Now imagine that your own family is surrounding you with love, joy, excitement, connection, support and happiness. Then, in a split second…bang! Something snaps inside of you. This energy force is built and derived from an intense anger; it leaps out from the depths of the deepest chasm of your soul. It comes from a place of gut wrenching darkness. It jolts the heart of your loved ones, your wife, your parents, your friends, your colleagues or even spits at strangers.
Sometimes, it gets worse, and the person who does not have the ability to stand up to you, is hurt, deeply, solemnly. Usually this someone is the one who has been giving you true, unconditional love, from the very moment they were born. Before it happened; the snap, I mean…you were the shining light in their heart of hearts. You were the guiding light, and yes, it is your child that I speak of, now. The most beautiful, honest, profound piece of you…your beloved, sacred child.

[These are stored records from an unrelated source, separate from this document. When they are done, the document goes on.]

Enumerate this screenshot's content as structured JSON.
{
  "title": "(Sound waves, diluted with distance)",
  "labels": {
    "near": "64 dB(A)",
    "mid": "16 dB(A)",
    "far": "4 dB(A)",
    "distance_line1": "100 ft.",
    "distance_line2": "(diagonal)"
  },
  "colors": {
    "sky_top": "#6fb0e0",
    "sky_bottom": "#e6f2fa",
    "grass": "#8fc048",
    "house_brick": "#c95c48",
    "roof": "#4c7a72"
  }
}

Whatever love they had for you before is ripped out from inside them; because in that moment (when you were weak), you snapped…really snapped. You came from a place of being absolutely: lonely, torn, depressed, frustrated, annoyed, and at that breaking point of anger, you broke them. You stole that innocence from them. You may have done it once, or many times before…
When your child is looking into your eyes with; fear, hurt, guilt, and deep sadness, you know right there and then that whatever it was to that made you crack and hurt them, needed to be fixed. It was going to be a long road to repair…all the damage you’ve done, to the innocence in their heart.

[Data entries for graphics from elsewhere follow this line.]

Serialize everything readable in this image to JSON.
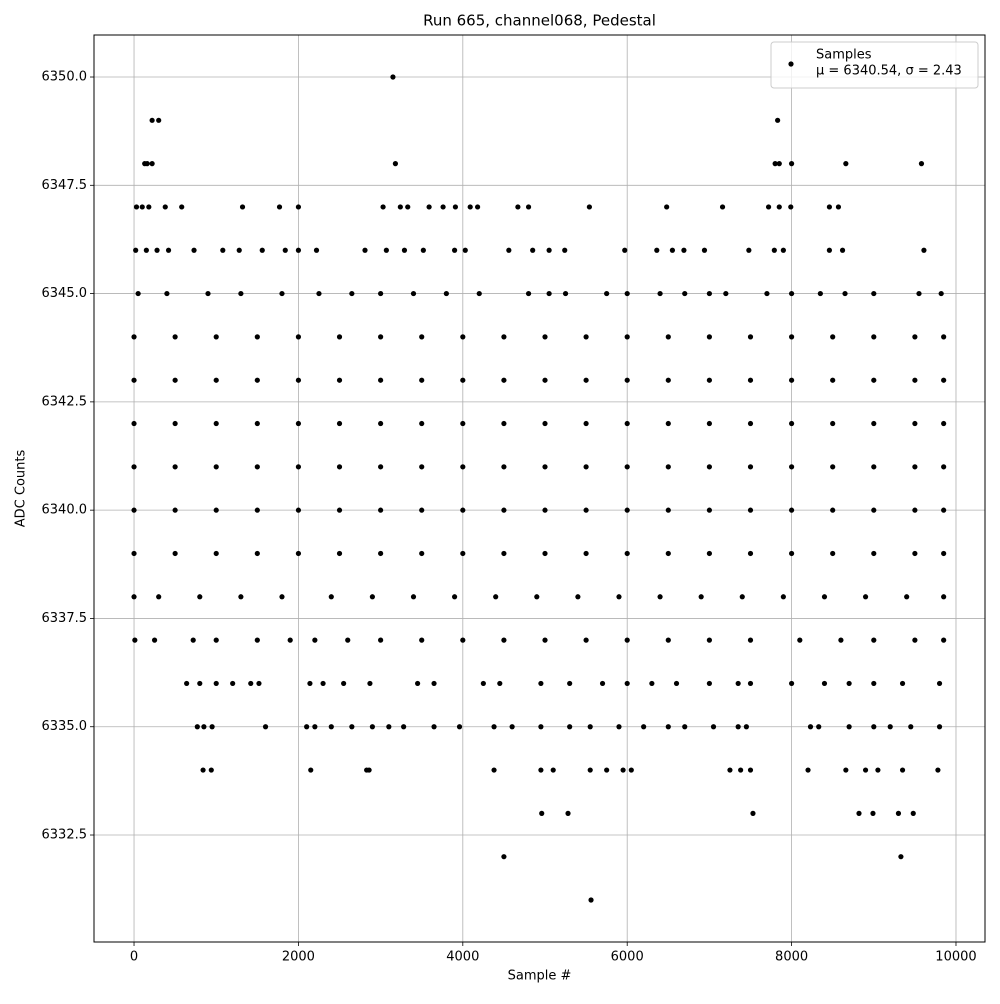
{
  "chart_data": {
    "type": "scatter",
    "title": "Run 665, channel068, Pedestal",
    "x_label": "Sample #",
    "y_label": "ADC Counts",
    "legend_stats": "μ = 6340.54, σ = 2.43",
    "legend_position": "upper right",
    "grid": true,
    "xlim": [
      -487,
      10353
    ],
    "xticks": [
      0,
      2000,
      4000,
      6000,
      8000,
      10000
    ],
    "ylim": [
      6330.03,
      6350.97
    ],
    "yticks": [
      6332.5,
      {
        "value": 6335,
        "label": "6335.0"
      },
      6337.5,
      {
        "value": 6340,
        "label": "6340.0"
      },
      6342.5,
      {
        "value": 6345,
        "label": "6345.0"
      },
      6347.5,
      {
        "value": 6350,
        "label": "6350.0"
      }
    ],
    "x": [
      3150,
      220,
      300,
      7830,
      130,
      160,
      220,
      3180,
      7800,
      7850,
      8000,
      8660,
      9580,
      30,
      100,
      180,
      380,
      580,
      1320,
      1770,
      2000,
      3030,
      3240,
      3330,
      3590,
      3760,
      3910,
      4090,
      4180,
      4670,
      4800,
      5540,
      6480,
      7160,
      7720,
      7850,
      7990,
      8460,
      8570,
      20,
      150,
      280,
      420,
      730,
      1080,
      1280,
      1560,
      1840,
      2000,
      2220,
      2810,
      3070,
      3290,
      3520,
      3900,
      4030,
      4560,
      4850,
      5050,
      5240,
      5970,
      6360,
      6550,
      6690,
      6940,
      7480,
      7790,
      7900,
      8460,
      8620,
      9610,
      50,
      400,
      900,
      1300,
      1800,
      2250,
      2650,
      3000,
      3400,
      3800,
      4200,
      4800,
      5050,
      5250,
      5750,
      6000,
      6400,
      6700,
      7000,
      7200,
      7700,
      8000,
      8350,
      8650,
      9000,
      9550,
      9820,
      0,
      500,
      1000,
      1500,
      2000,
      2500,
      3000,
      3500,
      4000,
      4500,
      5000,
      5500,
      6000,
      6500,
      7000,
      7500,
      8000,
      8500,
      9000,
      9500,
      9850,
      0,
      500,
      1000,
      1500,
      2000,
      2500,
      3000,
      3500,
      4000,
      4500,
      5000,
      5500,
      6000,
      6500,
      7000,
      7500,
      8000,
      8500,
      9000,
      9500,
      9850,
      0,
      500,
      1000,
      1500,
      2000,
      2500,
      3000,
      3500,
      4000,
      4500,
      5000,
      5500,
      6000,
      6500,
      7000,
      7500,
      8000,
      8500,
      9000,
      9500,
      9850,
      0,
      500,
      1000,
      1500,
      2000,
      2500,
      3000,
      3500,
      4000,
      4500,
      5000,
      5500,
      6000,
      6500,
      7000,
      7500,
      8000,
      8500,
      9000,
      9500,
      9850,
      0,
      500,
      1000,
      1500,
      2000,
      2500,
      3000,
      3500,
      4000,
      4500,
      5000,
      5500,
      6000,
      6500,
      7000,
      7500,
      8000,
      8500,
      9000,
      9500,
      9850,
      0,
      500,
      1000,
      1500,
      2000,
      2500,
      3000,
      3500,
      4000,
      4500,
      5000,
      5500,
      6000,
      6500,
      7000,
      7500,
      8000,
      8500,
      9000,
      9500,
      9850,
      0,
      300,
      800,
      1300,
      1800,
      2400,
      2900,
      3400,
      3900,
      4400,
      4900,
      5400,
      5900,
      6400,
      6900,
      7400,
      7900,
      8400,
      8900,
      9400,
      9850,
      10,
      250,
      720,
      1000,
      1500,
      1900,
      2200,
      2600,
      3000,
      3500,
      4000,
      4500,
      5000,
      5500,
      6000,
      6500,
      7000,
      7500,
      8100,
      8600,
      9000,
      9500,
      9850,
      640,
      800,
      1000,
      1200,
      1420,
      1520,
      2140,
      2300,
      2550,
      2870,
      3450,
      3650,
      4250,
      4450,
      4950,
      5300,
      5700,
      6000,
      6300,
      6600,
      7000,
      7350,
      7500,
      8000,
      8400,
      8700,
      9000,
      9350,
      9800,
      770,
      850,
      950,
      1600,
      2100,
      2200,
      2400,
      2650,
      2900,
      3100,
      3280,
      3650,
      3960,
      4380,
      4600,
      4950,
      5300,
      5550,
      5900,
      6200,
      6500,
      6700,
      7050,
      7350,
      7450,
      8230,
      8330,
      8700,
      9000,
      9200,
      9450,
      9800,
      840,
      940,
      2150,
      2830,
      2860,
      4380,
      4950,
      5100,
      5550,
      5750,
      5950,
      6050,
      7250,
      7380,
      7500,
      8200,
      8660,
      8900,
      9050,
      9350,
      9780,
      4960,
      5280,
      7530,
      8820,
      8990,
      9300,
      9480,
      4500,
      9330,
      5560
    ],
    "series": [
      {
        "name": "Samples",
        "color": "#000000",
        "values": [
          6350,
          6349,
          6349,
          6349,
          6348,
          6348,
          6348,
          6348,
          6348,
          6348,
          6348,
          6348,
          6348,
          6347,
          6347,
          6347,
          6347,
          6347,
          6347,
          6347,
          6347,
          6347,
          6347,
          6347,
          6347,
          6347,
          6347,
          6347,
          6347,
          6347,
          6347,
          6347,
          6347,
          6347,
          6347,
          6347,
          6347,
          6347,
          6347,
          6346,
          6346,
          6346,
          6346,
          6346,
          6346,
          6346,
          6346,
          6346,
          6346,
          6346,
          6346,
          6346,
          6346,
          6346,
          6346,
          6346,
          6346,
          6346,
          6346,
          6346,
          6346,
          6346,
          6346,
          6346,
          6346,
          6346,
          6346,
          6346,
          6346,
          6346,
          6346,
          6345,
          6345,
          6345,
          6345,
          6345,
          6345,
          6345,
          6345,
          6345,
          6345,
          6345,
          6345,
          6345,
          6345,
          6345,
          6345,
          6345,
          6345,
          6345,
          6345,
          6345,
          6345,
          6345,
          6345,
          6345,
          6345,
          6345,
          6344,
          6344,
          6344,
          6344,
          6344,
          6344,
          6344,
          6344,
          6344,
          6344,
          6344,
          6344,
          6344,
          6344,
          6344,
          6344,
          6344,
          6344,
          6344,
          6344,
          6344,
          6343,
          6343,
          6343,
          6343,
          6343,
          6343,
          6343,
          6343,
          6343,
          6343,
          6343,
          6343,
          6343,
          6343,
          6343,
          6343,
          6343,
          6343,
          6343,
          6343,
          6343,
          6342,
          6342,
          6342,
          6342,
          6342,
          6342,
          6342,
          6342,
          6342,
          6342,
          6342,
          6342,
          6342,
          6342,
          6342,
          6342,
          6342,
          6342,
          6342,
          6342,
          6342,
          6341,
          6341,
          6341,
          6341,
          6341,
          6341,
          6341,
          6341,
          6341,
          6341,
          6341,
          6341,
          6341,
          6341,
          6341,
          6341,
          6341,
          6341,
          6341,
          6341,
          6341,
          6340,
          6340,
          6340,
          6340,
          6340,
          6340,
          6340,
          6340,
          6340,
          6340,
          6340,
          6340,
          6340,
          6340,
          6340,
          6340,
          6340,
          6340,
          6340,
          6340,
          6340,
          6339,
          6339,
          6339,
          6339,
          6339,
          6339,
          6339,
          6339,
          6339,
          6339,
          6339,
          6339,
          6339,
          6339,
          6339,
          6339,
          6339,
          6339,
          6339,
          6339,
          6339,
          6338,
          6338,
          6338,
          6338,
          6338,
          6338,
          6338,
          6338,
          6338,
          6338,
          6338,
          6338,
          6338,
          6338,
          6338,
          6338,
          6338,
          6338,
          6338,
          6338,
          6338,
          6337,
          6337,
          6337,
          6337,
          6337,
          6337,
          6337,
          6337,
          6337,
          6337,
          6337,
          6337,
          6337,
          6337,
          6337,
          6337,
          6337,
          6337,
          6337,
          6337,
          6337,
          6337,
          6337,
          6336,
          6336,
          6336,
          6336,
          6336,
          6336,
          6336,
          6336,
          6336,
          6336,
          6336,
          6336,
          6336,
          6336,
          6336,
          6336,
          6336,
          6336,
          6336,
          6336,
          6336,
          6336,
          6336,
          6336,
          6336,
          6336,
          6336,
          6336,
          6336,
          6335,
          6335,
          6335,
          6335,
          6335,
          6335,
          6335,
          6335,
          6335,
          6335,
          6335,
          6335,
          6335,
          6335,
          6335,
          6335,
          6335,
          6335,
          6335,
          6335,
          6335,
          6335,
          6335,
          6335,
          6335,
          6335,
          6335,
          6335,
          6335,
          6335,
          6335,
          6335,
          6334,
          6334,
          6334,
          6334,
          6334,
          6334,
          6334,
          6334,
          6334,
          6334,
          6334,
          6334,
          6334,
          6334,
          6334,
          6334,
          6334,
          6334,
          6334,
          6334,
          6334,
          6333,
          6333,
          6333,
          6333,
          6333,
          6333,
          6333,
          6332,
          6332,
          6331
        ]
      }
    ]
  }
}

It is a road that can take many days, weeks, months and even years to journey through. And the journey is to purposefully get back to the same trust, connection, and pure love that you once shared. During all of that lost time – you could have been growing together. Nurturing the beautiful bond that only a father and a child has, together. Laughing, singing, growing and living; as a family entity.

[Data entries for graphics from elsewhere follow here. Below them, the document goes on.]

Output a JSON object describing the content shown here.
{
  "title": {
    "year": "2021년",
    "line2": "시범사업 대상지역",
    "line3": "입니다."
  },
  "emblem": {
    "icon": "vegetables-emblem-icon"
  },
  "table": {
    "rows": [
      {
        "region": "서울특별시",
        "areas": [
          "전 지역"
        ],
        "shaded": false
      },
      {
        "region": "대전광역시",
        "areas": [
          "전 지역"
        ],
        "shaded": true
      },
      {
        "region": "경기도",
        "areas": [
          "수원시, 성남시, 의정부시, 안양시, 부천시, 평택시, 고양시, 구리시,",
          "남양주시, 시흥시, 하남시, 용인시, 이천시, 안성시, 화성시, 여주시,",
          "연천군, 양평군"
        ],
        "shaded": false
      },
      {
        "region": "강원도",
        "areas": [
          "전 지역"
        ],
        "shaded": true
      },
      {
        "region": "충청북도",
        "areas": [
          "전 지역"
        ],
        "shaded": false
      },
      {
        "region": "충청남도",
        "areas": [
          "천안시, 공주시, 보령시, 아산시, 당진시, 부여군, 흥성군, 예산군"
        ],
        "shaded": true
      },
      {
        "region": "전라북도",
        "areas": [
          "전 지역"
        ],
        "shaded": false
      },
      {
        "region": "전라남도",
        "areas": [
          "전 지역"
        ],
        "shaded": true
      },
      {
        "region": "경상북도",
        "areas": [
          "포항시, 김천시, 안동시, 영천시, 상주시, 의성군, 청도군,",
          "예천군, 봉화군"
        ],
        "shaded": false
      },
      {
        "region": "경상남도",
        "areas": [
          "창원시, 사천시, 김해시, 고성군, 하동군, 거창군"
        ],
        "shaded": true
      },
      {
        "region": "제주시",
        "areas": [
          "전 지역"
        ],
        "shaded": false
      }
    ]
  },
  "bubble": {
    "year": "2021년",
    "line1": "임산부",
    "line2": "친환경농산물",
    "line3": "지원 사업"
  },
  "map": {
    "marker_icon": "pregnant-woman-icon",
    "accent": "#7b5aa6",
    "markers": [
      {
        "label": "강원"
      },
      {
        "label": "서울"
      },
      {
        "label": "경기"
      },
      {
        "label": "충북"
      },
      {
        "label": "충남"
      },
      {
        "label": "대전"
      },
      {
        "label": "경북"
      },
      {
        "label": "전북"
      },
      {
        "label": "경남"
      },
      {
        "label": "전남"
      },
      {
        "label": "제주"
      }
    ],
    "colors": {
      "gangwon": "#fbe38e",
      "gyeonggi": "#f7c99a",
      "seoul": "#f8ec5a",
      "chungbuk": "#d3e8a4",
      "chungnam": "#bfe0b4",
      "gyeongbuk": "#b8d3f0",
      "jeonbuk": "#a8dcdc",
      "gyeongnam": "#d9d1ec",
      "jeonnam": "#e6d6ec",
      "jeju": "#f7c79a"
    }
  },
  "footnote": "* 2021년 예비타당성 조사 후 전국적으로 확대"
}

But no. No laughter, no songs, no growth could possibly thrive in the ‘snap.’ This is because in that moment you choose to lose control – all of your emotions fly…off the handle, into another realm, out of control. Intensely, disgracefully, unjustly, inhumanely. You literally lose control of yourself; you lose your integrity…and in the totality of everything that you had been loving and nurturing, for many years, you do it still.
So, why did this happen to me? Why, why, why? You can live your life wondering why and continue cycling through a sabotaging pattern that does not serve you, or anyone else around you. I want you to ask better; more valuable questions, now though. “How do I solve this problem?” “What do I need to do to break the cycle?” “Who do I turn to for help?” Sometimes, you’re even wondering if there is any help, anywhere at all. So how do you go on? And what are you here for?
I truly knew from my own experience that something had to change. Something had to be done, immediately. I had to ensure that the love that my children had for me, could continue to expand and grow, outwardly. It was up to me, and only me, to recognize it and change it. I began the search for someone or something… to release the anger swelling up inside me, horribly, fearfully and painfully.
Yes, I knew I could not continue to be an angry person around my loved ones, and especially not my children. I wanted a better life for them, and I wanted to be a fun dad, a loving dad, a kind hearted dad. When I connect with my child I want to look deep into their eyes; I want to see the pure love they have for me…
I eventually stepped up and found a way. A way out – to let go of what was not serving me. I found much more of what I needed. I learned to be fun, loving, inspirational and a great mentor to my gorgeous, wonderful children. Now they can also express their own emotions, and share with me; in a fun, safe and loving environment. And you can have that feeling too! Yes, you. And you are so worth it.